The Bayside Bridge is an arterial roadway that parallels U.S. 19 and connects Largo to Clearwater, Florida. It also spans a sensitive Florida waterway, the Old Tampa Bay, which is a Designated Aquatic Habitat and Outstanding Florida Water source, required to have the highest level of treatment.
As part of its ongoing maintenance activities, the Environmental Division of Pinellas County Public Works Department (PCPWD) wished to rehabilitate the existing stormwater pond that provided water quality treatment to the bridge’s north end.
The Challenge
The County faced two specific problems with the existing stormwater pond. First, while the existing system provided treatment, it also short-circuited and sent water back into Old Tampa Bay prematurely. Second, trash and sediment were washing off the bridge, collecting along the side and eventually going into the retention pond, filling it up.
The PCPWD considered its options. Large fiberglass pipes could take the stormwater under the bridge, but large volume pushed the water directly into the bay. Site limitations prohibited expansion of the pond. A treatment plan could not be put on the bridge. Plus, stormwater had to stay off the bridge for safety reasons.
The Solution
The county installed a Continuous Deflective Separation (CDS) stormwater treatment device that uses hydraulic techniques in a compact footprint to treat large stormwater flow volume. “We’ve used other such units down here, and they work well,” ” said Sr. Engineer Mike Maroney, P.E., of PCPWD’s Surface Water Division.
A Contech engineer worked closely with County staff to understand the objectives, design challenges and site data to effectively treat the 13 acres of bridge deck. After reviewing multiple CDS models, the County selected the CDS PSW70_70, that has a rated treatment capacity of 26 cubic feet per second. Further, this device was selected based on its ability to treat the first inch and a half of runoff, which mimics the level of service provided by the stormwater pond.
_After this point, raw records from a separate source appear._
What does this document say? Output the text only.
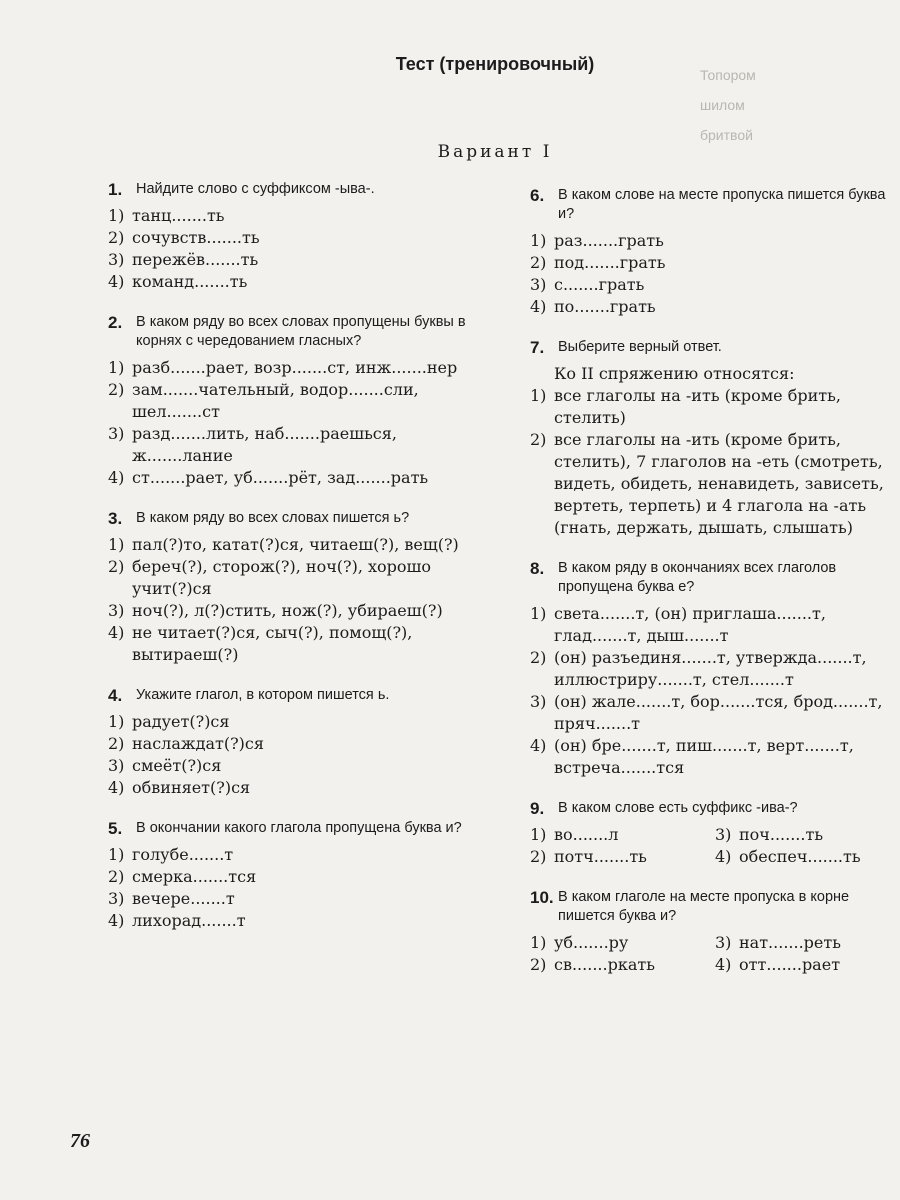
Топором
шилом
бритвой
Тест (тренировочный)
Вариант I
1. Найдите слово с суффиксом -ыва-.
1) танц.......ть
2) сочувств.......ть
3) пережёв.......ть
4) команд.......ть
2. В каком ряду во всех словах пропущены буквы в корнях с чередованием гласных?
1) разб.......рает, возр.......ст, инж.......нер
2) зам.......чательный, водор.......сли, шел.......ст
3) разд.......лить, наб.......раешься, ж.......лание
4) ст.......рает, уб.......рёт, зад.......рать
3. В каком ряду во всех словах пишется ь?
1) пал(?)то, катат(?)ся, читаеш(?), вещ(?)
2) береч(?), сторож(?), ноч(?), хорошо учит(?)ся
3) ноч(?), л(?)стить, нож(?), убираеш(?)
4) не читает(?)ся, сыч(?), помощ(?), вытираеш(?)
4. Укажите глагол, в котором пишется ь.
1) радует(?)ся
2) наслаждат(?)ся
3) смеёт(?)ся
4) обвиняет(?)ся
5. В окончании какого глагола пропущена буква и?
1) голубе.......т
2) смерка.......тся
3) вечере.......т
4) лихорад.......т
6. В каком слове на месте пропуска пишется буква и?
1) раз.......грать
2) под.......грать
3) с.......грать
4) по.......грать
7. Выберите верный ответ.
Ко II спряжению относятся:
1) все глаголы на -ить (кроме брить, стелить)
2) все глаголы на -ить (кроме брить, стелить), 7 глаголов на -еть (смотреть, видеть, обидеть, ненавидеть, зависеть, вертеть, терпеть) и 4 глагола на -ать (гнать, держать, дышать, слышать)
8. В каком ряду в окончаниях всех глаголов пропущена буква е?
1) света.......т, (он) приглаша.......т, глад.......т, дыш.......т
2) (он) разъединя.......т, утвержда.......т, иллюстриру.......т, стел.......т
3) (он) жале.......т, бор.......тся, брод.......т, пряч.......т
4) (он) бре.......т, пиш.......т, верт.......т, встреча.......тся
9. В каком слове есть суффикс -ива-?
1) во.......л	3) поч.......ть
2) потч.......ть	4) обеспеч.......ть
10. В каком глаголе на месте пропуска в корне пишется буква и?
1) уб.......ру	3) нат.......реть
2) св.......ркать	4) отт.......рает
76
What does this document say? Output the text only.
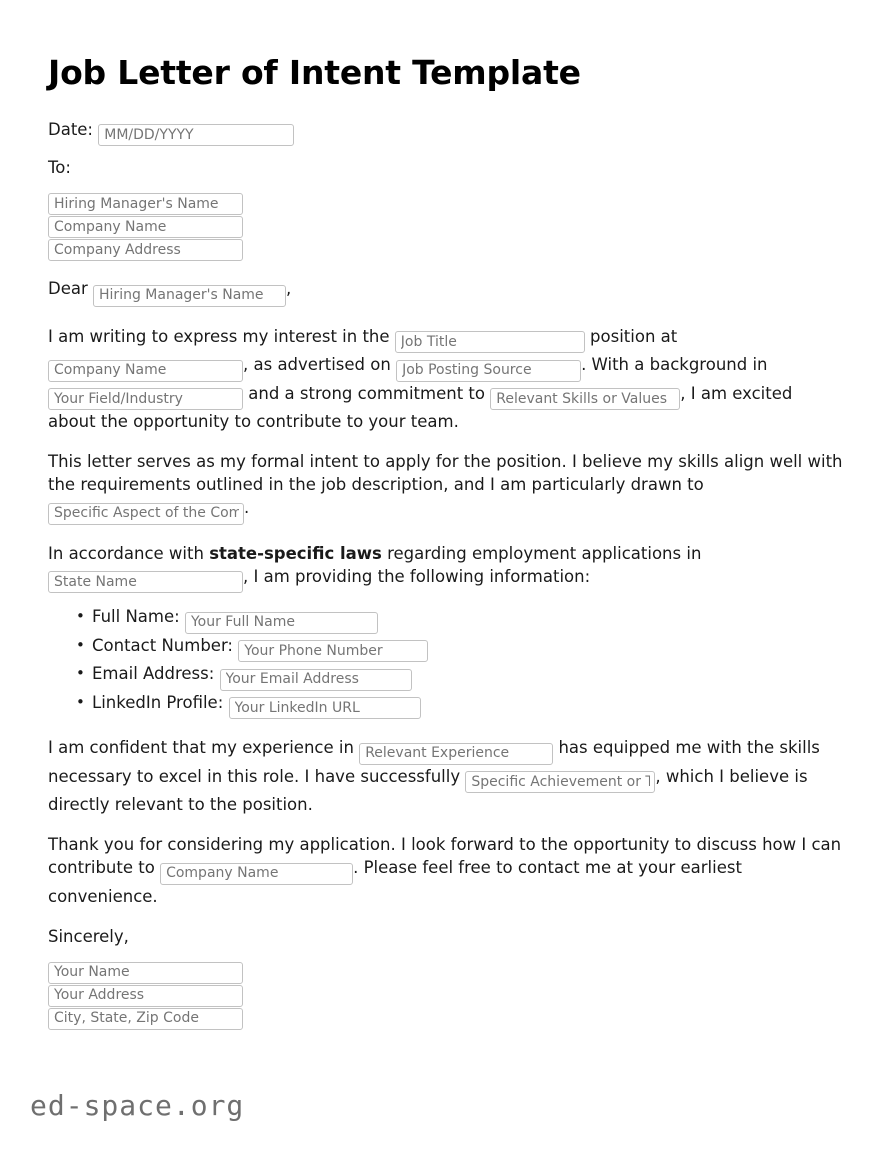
Job Letter of Intent Template

Date: MM/DD/YYYY

To:

Hiring Manager's Name
Company Name
Company Address

Dear Hiring Manager's Name	,

I am writing to express my interest in the Job Title	position at Company Name, as advertised on Job Posting Source	. With a background in Your Field/Industry and a strong commitment to Relevant Skills or Values	, I am excited about the opportunity to contribute to your team.

This letter serves as my formal intent to apply for the position. I believe my skills align well with the requirements outlined in the job description, and I am particularly drawn to Specific Aspect of the Company.

In accordance with state-specific laws regarding employment applications in State Name, I am providing the following information:

• Full Name: Your Full Name
• Contact Number: Your Phone Number
• Email Address: Your Email Address
• LinkedIn Profile: Your LinkedIn URL

I am confident that my experience in Relevant Experience	has equipped me with the skills necessary to excel in this role. I have successfully Specific Achievement or Task	, which I believe is directly relevant to the position.

Thank you for considering my application. I look forward to the opportunity to discuss how I can contribute to Company Name	. Please feel free to contact me at your earliest convenience.

Sincerely,

Your Name
Your Address
City, State, Zip Code
ed-space.org
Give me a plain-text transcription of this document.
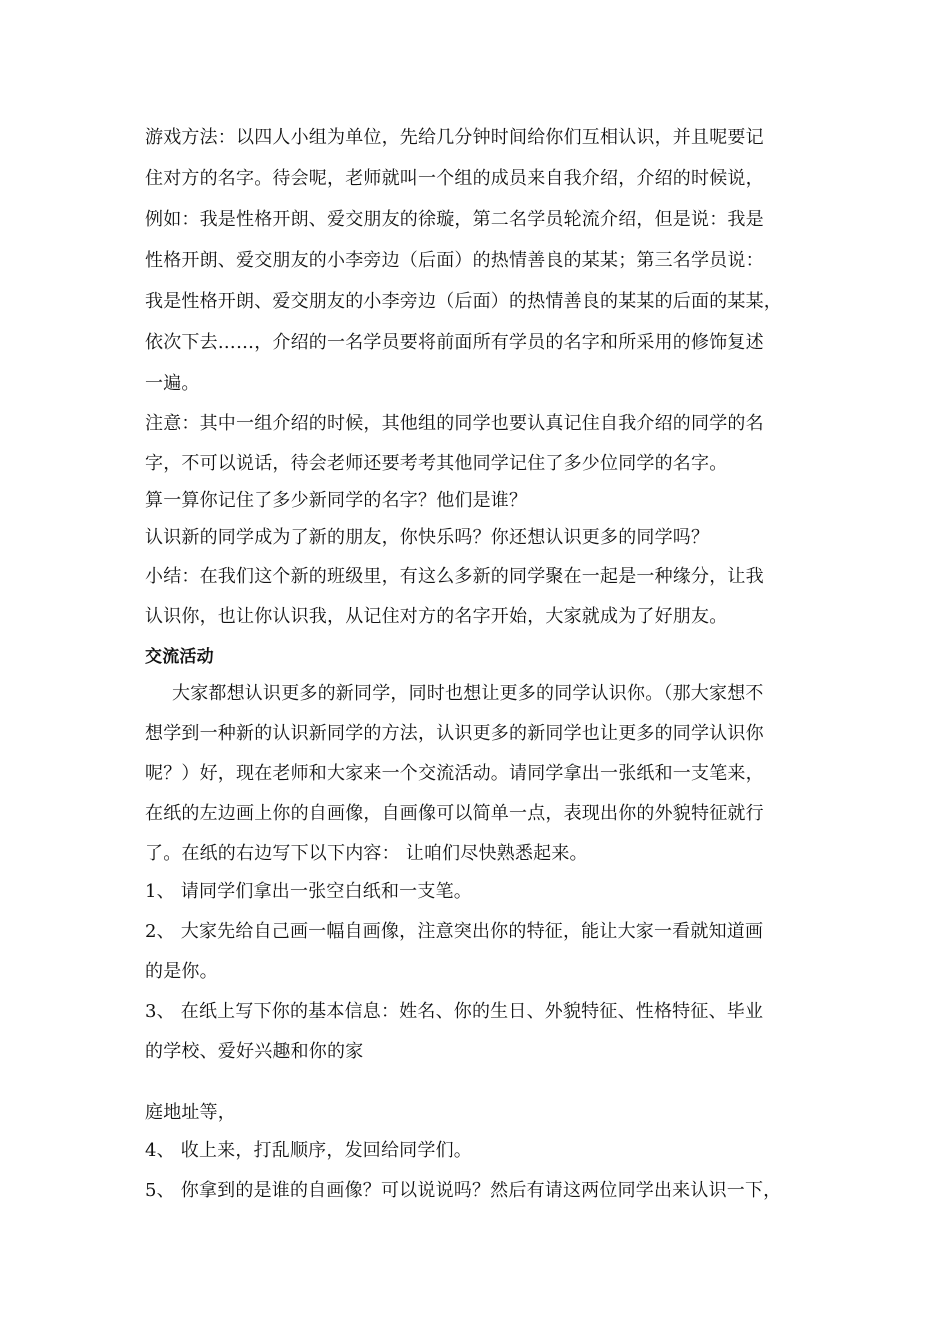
游戏方法：以四人小组为单位，先给几分钟时间给你们互相认识，并且呢要记
住对方的名字。待会呢，老师就叫一个组的成员来自我介绍，介绍的时候说，
例如：我是性格开朗、爱交朋友的徐璇，第二名学员轮流介绍，但是说：我是
性格开朗、爱交朋友的小李旁边（后面）的热情善良的某某；第三名学员说：
我是性格开朗、爱交朋友的小李旁边（后面）的热情善良的某某的后面的某某，
依次下去……，介绍的一名学员要将前面所有学员的名字和所采用的修饰复述
一遍。
注意：其中一组介绍的时候，其他组的同学也要认真记住自我介绍的同学的名
字，不可以说话，待会老师还要考考其他同学记住了多少位同学的名字。
算一算你记住了多少新同学的名字？他们是谁？
认识新的同学成为了新的朋友，你快乐吗？你还想认识更多的同学吗？
小结：在我们这个新的班级里，有这么多新的同学聚在一起是一种缘分，让我
认识你，也让你认识我，从记住对方的名字开始，大家就成为了好朋友。
交流活动
大家都想认识更多的新同学，同时也想让更多的同学认识你。（那大家想不
想学到一种新的认识新同学的方法，认识更多的新同学也让更多的同学认识你
呢？）好，现在老师和大家来一个交流活动。请同学拿出一张纸和一支笔来，
在纸的左边画上你的自画像，自画像可以简单一点，表现出你的外貌特征就行
了。在纸的右边写下以下内容： 让咱们尽快熟悉起来。
1、 请同学们拿出一张空白纸和一支笔。
2、 大家先给自己画一幅自画像，注意突出你的特征，能让大家一看就知道画
的是你。
3、 在纸上写下你的基本信息：姓名、你的生日、外貌特征、性格特征、毕业
的学校、爱好兴趣和你的家
庭地址等，
4、 收上来，打乱顺序，发回给同学们。
5、 你拿到的是谁的自画像？可以说说吗？然后有请这两位同学出来认识一下，
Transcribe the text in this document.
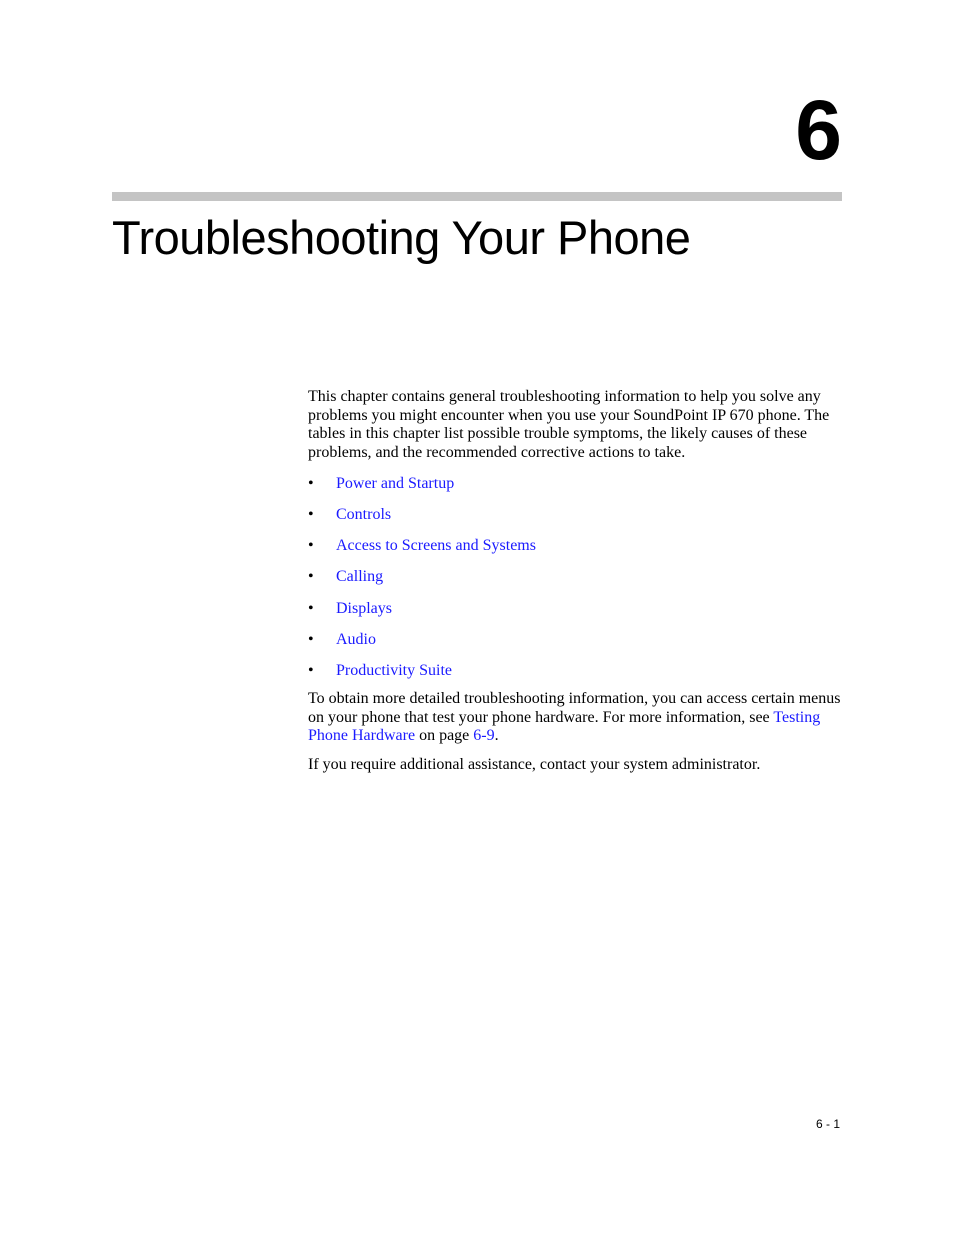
6
Troubleshooting Your Phone

This chapter contains general troubleshooting information to help you solve any problems you might encounter when you use your SoundPoint IP 670 phone. The tables in this chapter list possible trouble symptoms, the likely causes of these problems, and the recommended corrective actions to take.

• Power and Startup
• Controls
• Access to Screens and Systems
• Calling
• Displays
• Audio
• Productivity Suite

To obtain more detailed troubleshooting information, you can access certain menus on your phone that test your phone hardware. For more information, see Testing Phone Hardware on page 6-9.

If you require additional assistance, contact your system administrator.

6 - 1
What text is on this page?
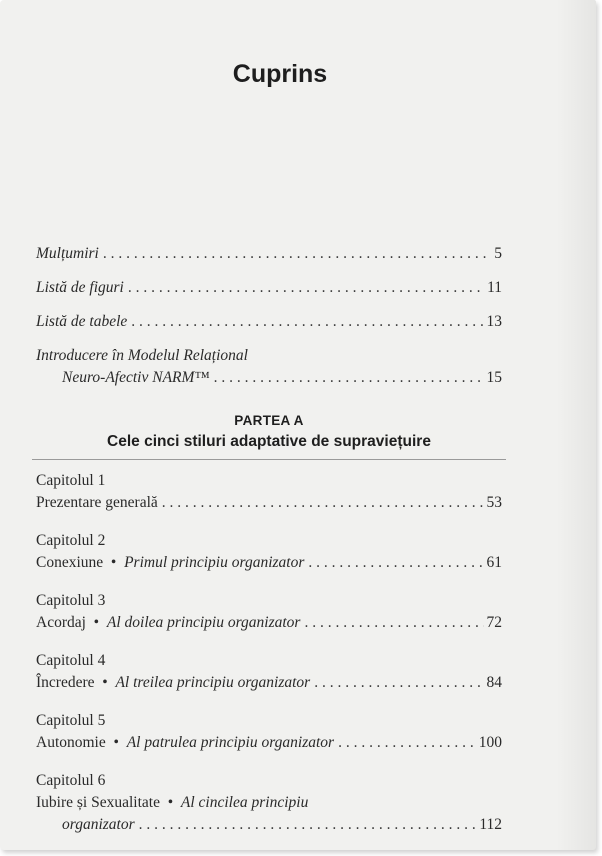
Cuprins
Mulțumiri . . .	5
Listă de figuri . . .	11
Listă de tabele . . .	13
Introducere în Modelul Relațional
Neuro-Afectiv NARM™ . . .	15
PARTEA A
Cele cinci stiluri adaptative de supraviețuire
Capitolul 1
Prezentare generală . . .	53
Capitolul 2
Conexiune • Primul principiu organizator . . .	61
Capitolul 3
Acordaj • Al doilea principiu organizator . . .	72
Capitolul 4
Încredere • Al treilea principiu organizator . . .	84
Capitolul 5
Autonomie • Al patrulea principiu organizator . . .	100
Capitolul 6
Iubire și Sexualitate • Al cincilea principiu
organizator . . .	112
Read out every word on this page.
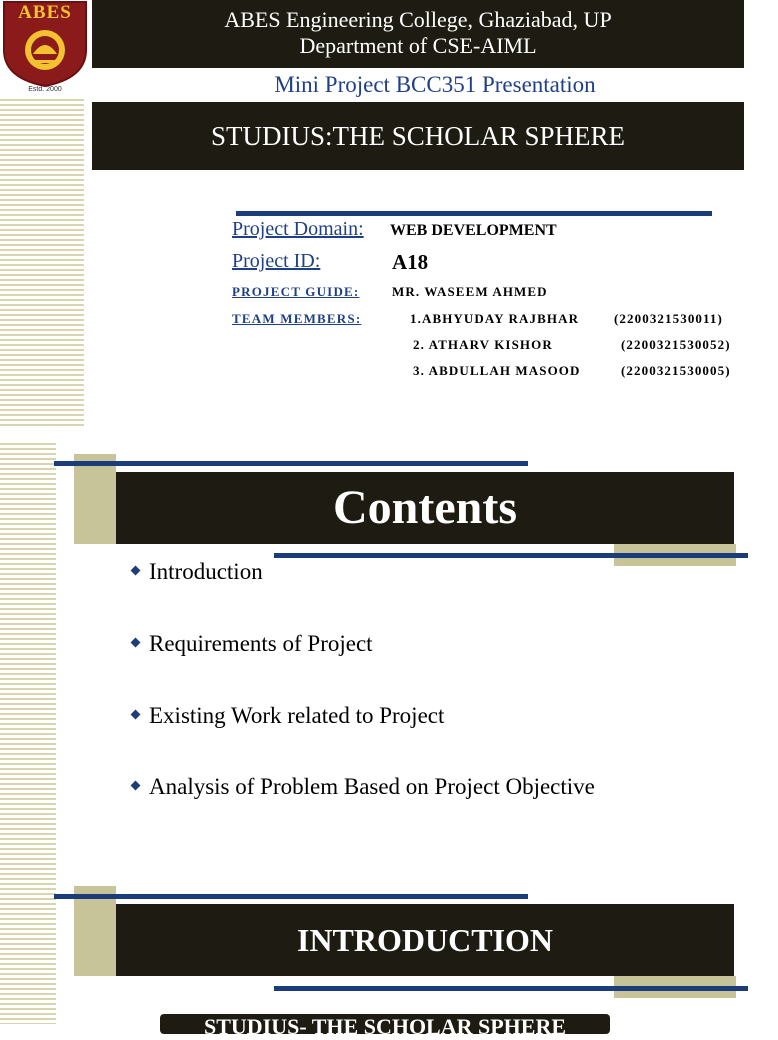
ABES
Estd. 2000
ABES Engineering College, Ghaziabad, UP
Department of CSE-AIML
Mini Project BCC351 Presentation
STUDIUS:THE SCHOLAR SPHERE
Project Domain: WEB DEVELOPMENT
Project ID:	A18
PROJECT GUIDE:	MR. WASEEM AHMED
TEAM MEMBERS:	1.ABHYUDAY RAJBHAR	(2200321530011)
2. ATHARV KISHOR	(2200321530052)
3. ABDULLAH MASOOD	(2200321530005)
Contents
Introduction
Requirements of Project
Existing Work related to Project
Analysis of Problem Based on Project Objective
INTRODUCTION
STUDIUS- THE SCHOLAR SPHERE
Contech assisted with preparation of the final bid documents, and event had a representative on-site while contractor Keystone Excavating was installing the device to ensure proper installation and help minimize potential construction delays.
The majority of the installation was completed in one day, and the contractor finished the construction by making pipe connections and completing field-cast concrete work.
The Result
Maroney outlines some of the problems the highly-developed Pinellas County faces: “The area has a relatively high water table and, with all the construction that took place in the 1960s and ‘70s when there were no retention ponds required, a lot of the County is covered with impervious pavement. We have a lot of streams and creeks which are now eroding, then depositing sediment into the bay.”
Pinellas County received state funding assistance for the Bayside Bridge project.
“We’re very proud of our surface-water program, and we should be,” Maroney concludes. “However, we’re always fighting projects built in the ‘60s and ‘70s, when the goal was to get the water to the Gulf ASAP. Who knew about environmental impacts then?”